First, it was a positively BALMY 42 degrees at 6 am this morning.  The birds are very happy...the ones still surviving...and the spring peeper frogs were singing away from distant low spots on land nearby.  Nothing brings in the sound of spring like the frogs!  On that first, early barn check, excitement!  TWO little black lambies were running around near Gracelyn, except one was on the wrong side of the fence!!!!!  That's never happened before!  Always something new with lambing!

It was easy to see that Gracelyn handled her second lambing effortlessly, and had everything under control, except containing the friskies!  All the other ewes were away, somewhere else.  The lambs were already hopping about with full tummies.  And Gracie was content, calm, and proud!  I love Shetlands!!!!!!

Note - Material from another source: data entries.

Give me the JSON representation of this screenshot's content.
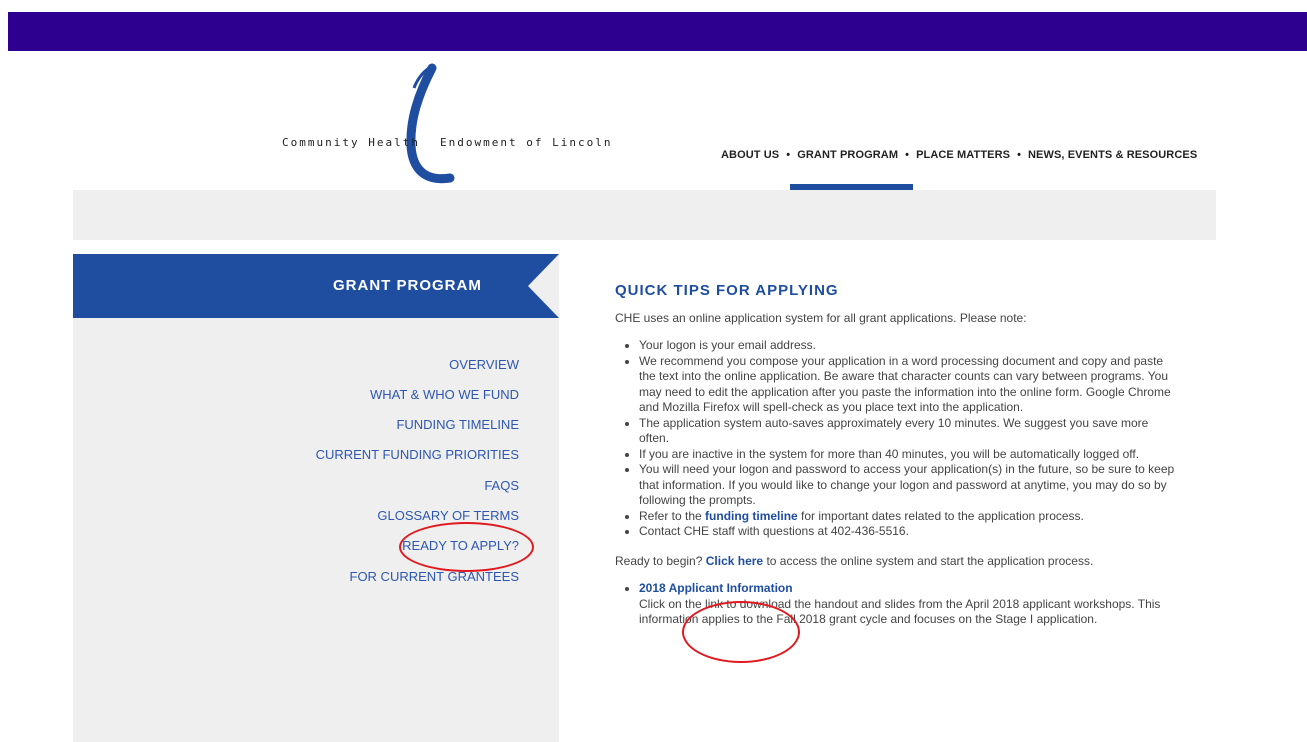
{
  "brand": {
    "left_text": "Community Health",
    "right_text": "Endowment of Lincoln",
    "color": "#1f4ea0"
  },
  "nav": {
    "items": [
      "ABOUT US",
      "GRANT PROGRAM",
      "PLACE MATTERS",
      "NEWS, EVENTS & RESOURCES"
    ],
    "separator": "•",
    "active": "GRANT PROGRAM"
  },
  "sidebar": {
    "title": "GRANT PROGRAM",
    "links": [
      "OVERVIEW",
      "WHAT & WHO WE FUND",
      "FUNDING TIMELINE",
      "CURRENT FUNDING PRIORITIES",
      "FAQS",
      "GLOSSARY OF TERMS",
      "READY TO APPLY?",
      "FOR CURRENT GRANTEES"
    ]
  },
  "content": {
    "title": "QUICK TIPS FOR APPLYING",
    "intro": "CHE uses an online application system for all grant applications. Please note:",
    "tips": {
      "t1": "Your logon is your email address.",
      "t2": "We recommend you compose your application in a word processing document and copy and paste the text into the online application. Be aware that character counts can vary between programs. You may need to edit the application after you paste the information into the online form. Google Chrome and Mozilla Firefox will spell-check as you place text into the application.",
      "t3": "The application system auto-saves approximately every 10 minutes. We suggest you save more often.",
      "t4": "If you are inactive in the system for more than 40 minutes, you will be automatically logged off.",
      "t5": "You will need your logon and password to access your application(s) in the future, so be sure to keep that information. If you would like to change your logon and password at anytime, you may do so by following the prompts.",
      "t6_before": "Refer to the ",
      "t6_link": "funding timeline",
      "t6_after": " for important dates related to the application process.",
      "t7": "Contact CHE staff with questions at 402-436-5516."
    },
    "ready": {
      "before": "Ready to begin? ",
      "link": "Click here",
      "after": " to access the online system and start the application process."
    },
    "applicant": {
      "link": "2018 Applicant Information",
      "text": "Click on the link to download the handout and slides from the April 2018 applicant workshops. This information applies to the Fall 2018 grant cycle and focuses on the Stage I application."
    }
  },
  "colors": {
    "topbar": "#2e0090",
    "accent": "#1f4ea0",
    "link": "#2d57b2",
    "highlight_circle": "#e0191e",
    "panel": "#efefef"
  }
}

On my last barn check last night, Gracie showed no signs.  I'm pretty good at picking up on early signs, such as Rainbow's nearly flattened ears, or teeth grinding, or a hidden nest somewhere.  Mona has had a nest picked out, and under guard for several days now.  But Gracie was just fine...chewing her cud, content, relaxed, in her favorite sleeping spot.  It was obvious she would twin, for she was huge!

After some careful thinking, I managed to get them in the prepared jug.  They don't really seem to need it, but I wanted to get them on good clean ground, dip their navel cords, and give Gracie her post lambing smorgasbord (a nice flake of hay, really...but one she can enjoy without competition).  Besides, it gives me a chance to sit right down in the jug with them, and meet our new little sheep!  And they are sure sweet!  Their names will be Wheely Wooly Gansey and Wheely Wooly Peerie.  We also have Lil' Rainbow's lambs, Wheely Wooly Rapport and Wheely Wooly Rapunzel.  Lacey's lamb is named Wheely Wooly Lark, for he was the first little lamb born and brought much happiness and surprise...two days before the lambing window opened, yet vigorous and ready to rock-hop!  What a lark! :)  And Maewyn's lamb, as you know, is Wheely Wooly Maggie Mae, the one with the teddy bear ears.  Fun!

So that makes seven little lambies so far...two rams and five ewes, with one not being out of our flock but rather, a bottle lamb we've adopted.  We still have several ewes to go, but they will be spread out.  I was really hoping we could do some pasture lambing this year, so maybe that might still come true!  In the meantime, our barn is a hoppin' place with lots of mischief!

Have I mentioned how much I love Shetlands? :)
PS...the first barn swallow of the season was spotted resting on a beam in the barn this morning...very quiet, still and tired looking!  I think it was a rough journey!